Table courtesy the paper's authors.

Even fatal illnesses that our state-of-the-art medicine might be controlling, such as heart and lung diseases, are more likely to kill Americans than they are to kill citizens of all but one other country in the study. And the gaps have been widening, as America has been slipping farther behind other developed countries in health outcomes during the last 30 years.
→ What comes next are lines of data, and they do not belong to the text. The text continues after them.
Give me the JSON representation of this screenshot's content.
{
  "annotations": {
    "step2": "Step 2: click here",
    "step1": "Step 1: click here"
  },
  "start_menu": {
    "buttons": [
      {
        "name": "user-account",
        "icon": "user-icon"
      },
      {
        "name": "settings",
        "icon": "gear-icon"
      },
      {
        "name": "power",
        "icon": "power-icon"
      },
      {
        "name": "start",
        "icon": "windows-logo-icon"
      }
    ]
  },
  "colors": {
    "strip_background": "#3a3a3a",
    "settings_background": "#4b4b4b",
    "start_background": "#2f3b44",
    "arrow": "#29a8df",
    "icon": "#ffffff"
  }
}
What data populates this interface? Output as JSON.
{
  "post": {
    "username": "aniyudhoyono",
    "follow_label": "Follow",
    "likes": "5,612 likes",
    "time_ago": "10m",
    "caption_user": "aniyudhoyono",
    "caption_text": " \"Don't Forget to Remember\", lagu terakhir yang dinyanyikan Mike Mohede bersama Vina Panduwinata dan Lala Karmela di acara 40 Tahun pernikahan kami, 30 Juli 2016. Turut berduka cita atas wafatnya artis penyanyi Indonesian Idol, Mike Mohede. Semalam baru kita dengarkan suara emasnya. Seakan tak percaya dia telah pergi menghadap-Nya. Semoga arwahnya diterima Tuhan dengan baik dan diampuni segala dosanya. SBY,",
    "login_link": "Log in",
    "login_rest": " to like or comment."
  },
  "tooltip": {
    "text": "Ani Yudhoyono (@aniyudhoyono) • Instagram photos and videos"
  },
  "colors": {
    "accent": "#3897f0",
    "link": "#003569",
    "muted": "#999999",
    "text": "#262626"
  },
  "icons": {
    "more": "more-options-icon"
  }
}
Some might chalk this up to the fact that, prior to Obamacare, the US has had the highest proportion of people without health insurance. Others, pointing to the fact that the poor tend to be less healthy, would be right to note that the US has the highest poverty rate of the countries studied.

Yet, neither lack of health insurance nor poverty fully accounts for America’s miserable health ratings. Even well-to-do, white, college-educated Americans with health insurance fare less well than their counterparts in almost every other rich country.

While the report devotes only a paragraph to the role of high economic inequality, other researchers—notably Richard Wilkinson and Kate Pickett, authors of The Spirit Level: Why More Equal Societies Almost Always Do Better—argue that highly unequal income distribution harms all members of society. They posit that social stress, status anxiety, social competition, and lack of trust born of inequality lead to poorer health.

“Shorter lives and poorer health will ultimately harm the nation’s economy as health care costs rise and the workforce remains less healthy than that of other high-income countries,” concludes the authors of the National Research Council and the Institute of Medicine report.

Moral arguments against excessive inequality have recently been supplemented by macroeconomic evidence that inequality hinders economic growth and contributes to greater economic volatility. Now, we may add that inequality is medically harmful. This, in turn, brings the argument full circle.